Krasinski asked students to submit questions to speakers, and instead of a speech, participants got to have a conversation. During the broadcast, Oprah met with a recent Harvard graduate named Amanda, who asked the TV mogul to, "think about a time in your life that felt like a low point but actually changed everything for you."
Oprah said that there had been "several times in my life" where "things didn't go the way I wanted." She added that the first and most impactful turning point occurred early in her television career. When she was 22, she got a job as an anchor for a local news network — her dream job — only to find out that she'd been assigned to work with an older coworker who, without her knowledge, sabotaged her career.
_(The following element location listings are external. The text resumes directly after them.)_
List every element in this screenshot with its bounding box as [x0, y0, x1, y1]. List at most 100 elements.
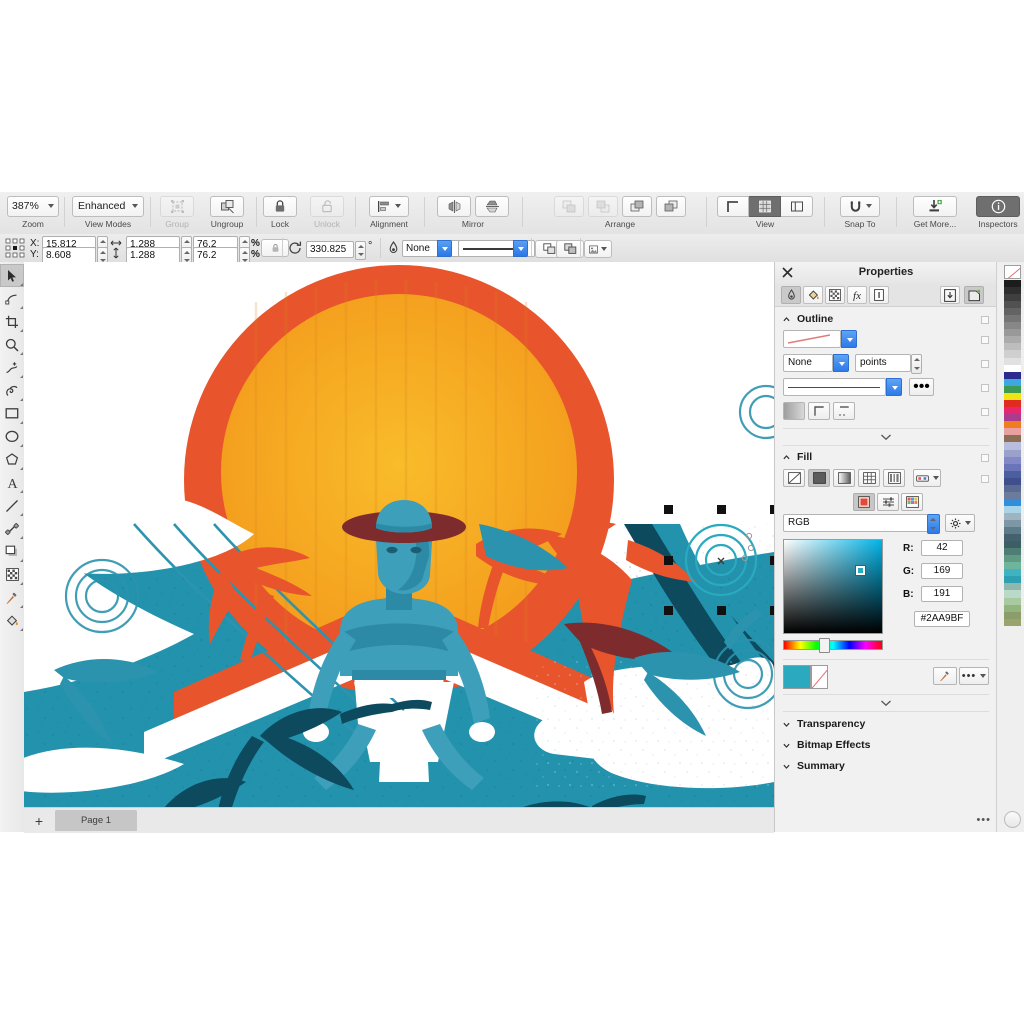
bring-to-front-button[interactable] [554, 196, 584, 217]
palette-swatch[interactable] [1004, 358, 1021, 365]
red-channel-input[interactable]: 42 [921, 540, 963, 556]
snap-to-dropdown[interactable] [840, 196, 880, 217]
palette-swatch[interactable] [1004, 548, 1021, 555]
palette-swatch[interactable] [1004, 569, 1021, 576]
properties-footer-more-button[interactable]: ••• [976, 814, 991, 826]
outline-ends-lock[interactable] [981, 408, 989, 416]
show-grid-button[interactable] [749, 196, 781, 217]
summary-section-header[interactable]: Summary [775, 757, 997, 776]
fill-type-pattern-button[interactable] [858, 469, 880, 487]
outline-expand-toggle[interactable] [775, 430, 997, 444]
text-tool[interactable]: A [0, 471, 24, 494]
rotation-angle-input[interactable]: 330.825 [306, 241, 354, 258]
dimension-tool[interactable] [0, 494, 24, 517]
color-field-marker[interactable] [856, 566, 865, 575]
palette-swatch[interactable] [1004, 534, 1021, 541]
palette-swatch[interactable] [1004, 450, 1021, 457]
palette-swatch[interactable] [1004, 365, 1021, 372]
fill-type-none-button[interactable] [783, 469, 805, 487]
palette-swatch[interactable] [1004, 555, 1021, 562]
palette-swatch[interactable] [1004, 287, 1021, 294]
outline-color-lock[interactable] [981, 336, 989, 344]
palette-swatch[interactable] [1004, 386, 1021, 393]
green-channel-input[interactable]: 169 [921, 563, 963, 579]
group-button[interactable] [160, 196, 194, 217]
outline-width-lock[interactable] [981, 360, 989, 368]
show-rulers-button[interactable] [717, 196, 749, 217]
fill-lock-toggle[interactable] [981, 454, 989, 462]
import-button[interactable] [940, 286, 960, 304]
outline-width-select[interactable]: None [783, 354, 833, 372]
outline-style-lock[interactable] [981, 384, 989, 392]
outline-more-button[interactable]: ••• [909, 378, 934, 396]
unlock-button[interactable] [310, 196, 344, 217]
fill-tab[interactable] [803, 286, 823, 304]
palette-swatch[interactable] [1004, 414, 1021, 421]
rectangle-tool[interactable] [0, 402, 24, 425]
fill-options-dropdown[interactable] [913, 469, 941, 487]
palette-swatch[interactable] [1004, 590, 1021, 597]
lock-aspect-ratio-button[interactable] [261, 239, 289, 257]
palette-swatch[interactable] [1004, 619, 1021, 626]
artistic-media-tool[interactable] [0, 379, 24, 402]
palette-swatch[interactable] [1004, 400, 1021, 407]
palette-swatch[interactable] [1004, 492, 1021, 499]
palette-swatch[interactable] [1004, 379, 1021, 386]
palette-swatch[interactable] [1004, 336, 1021, 343]
palette-swatch[interactable] [1004, 372, 1021, 379]
outline-cap-button[interactable] [833, 402, 855, 420]
transparency-tab[interactable] [825, 286, 845, 304]
blue-channel-input[interactable]: 191 [921, 586, 963, 602]
palette-swatch[interactable] [1004, 485, 1021, 492]
outline-lock-toggle[interactable] [981, 316, 989, 324]
fill-type-lock[interactable] [981, 475, 989, 483]
outline-tab[interactable] [781, 286, 801, 304]
palette-swatch[interactable] [1004, 513, 1021, 520]
lock-button[interactable] [263, 196, 297, 217]
outline-style-dropdown[interactable] [513, 240, 528, 257]
palette-swatch[interactable] [1004, 435, 1021, 442]
color-viewer-button[interactable] [853, 493, 875, 511]
new-page-button[interactable] [964, 286, 984, 304]
fill-section-header[interactable]: Fill [775, 448, 997, 467]
canvas-area[interactable] [24, 262, 774, 832]
palette-swatch[interactable] [1004, 527, 1021, 534]
connector-tool[interactable] [0, 517, 24, 540]
shadow-tool[interactable] [0, 540, 24, 563]
anchor-point-selector[interactable] [5, 238, 27, 259]
palette-swatch[interactable] [1004, 301, 1021, 308]
add-page-button[interactable]: + [28, 811, 50, 830]
outline-width-dropdown[interactable] [437, 240, 452, 257]
palette-swatch[interactable] [1004, 350, 1021, 357]
color-model-stepper[interactable] [927, 514, 940, 534]
outline-corner-button[interactable] [808, 402, 830, 420]
palette-swatch[interactable] [1004, 583, 1021, 590]
rotation-stepper[interactable] [355, 241, 366, 260]
mirror-horizontal-button[interactable] [437, 196, 471, 217]
outline-width-dropdown[interactable] [833, 354, 849, 372]
palette-swatch[interactable] [1004, 471, 1021, 478]
outline-section-header[interactable]: Outline [775, 310, 997, 329]
palette-swatch[interactable] [1004, 315, 1021, 322]
fill-type-texture-button[interactable] [883, 469, 905, 487]
palette-swatch[interactable] [1004, 407, 1021, 414]
palette-swatch[interactable] [1004, 280, 1021, 287]
palette-swatch[interactable] [1004, 329, 1021, 336]
palette-swatch[interactable] [1004, 478, 1021, 485]
eyedropper-button[interactable] [933, 667, 957, 685]
zoom-level-dropdown[interactable]: 387% [7, 196, 59, 217]
color-settings-dropdown[interactable] [945, 514, 975, 532]
color-sliders-button[interactable] [877, 493, 899, 511]
show-guides-button[interactable] [781, 196, 813, 217]
palette-swatch[interactable] [1004, 562, 1021, 569]
palette-swatch[interactable] [1004, 576, 1021, 583]
palette-swatch[interactable] [1004, 457, 1021, 464]
outline-style-dropdown[interactable] [886, 378, 902, 396]
palette-swatch[interactable] [1004, 520, 1021, 527]
zoom-tool[interactable] [0, 333, 24, 356]
palette-swatch[interactable] [1004, 499, 1021, 506]
get-more-button[interactable] [913, 196, 957, 217]
palette-swatch[interactable] [1004, 598, 1021, 605]
palette-swatch[interactable] [1004, 428, 1021, 435]
palette-swatch[interactable] [1004, 343, 1021, 350]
Executives "demoted" the star to a local talk show. It was a blow to her confidence and self-esteem, but, Oprah said, it was actually a blessing in disguise, that ended up showing her where she was meant to be. Being on a talk show, she told Amanda, was "like coming home to myself."
The TV icon added, "I believe that failure is an opportunity to move in yourself in a different direction. It gets better, because you learn the lessons from the first time."
Later in the clip, Stewart bemoaned having to follow Oprah to offer his graduation advice. "The person on Mr. Krasinski's show before you, their question was answered by Oprah," Stewart joked to the graduate he had been chosen to speak to. "So I think it's clear sometimes in life, you're gonna get the short end of the stick." Yet, the former Daily Show host had solid advice for his graduate as well, telling him, "You're about to enter into a world where no one's grading you. Stop completing things and start living."
None of the students featured on Krasinski's web series will be able to attend an in-person commencement ceremony, but the Office star did his best to make sure these graduates enter the world feeling heartened and optimistic. And, hey, getting personal advice from Oprah certainly isn't such a bad turn of events.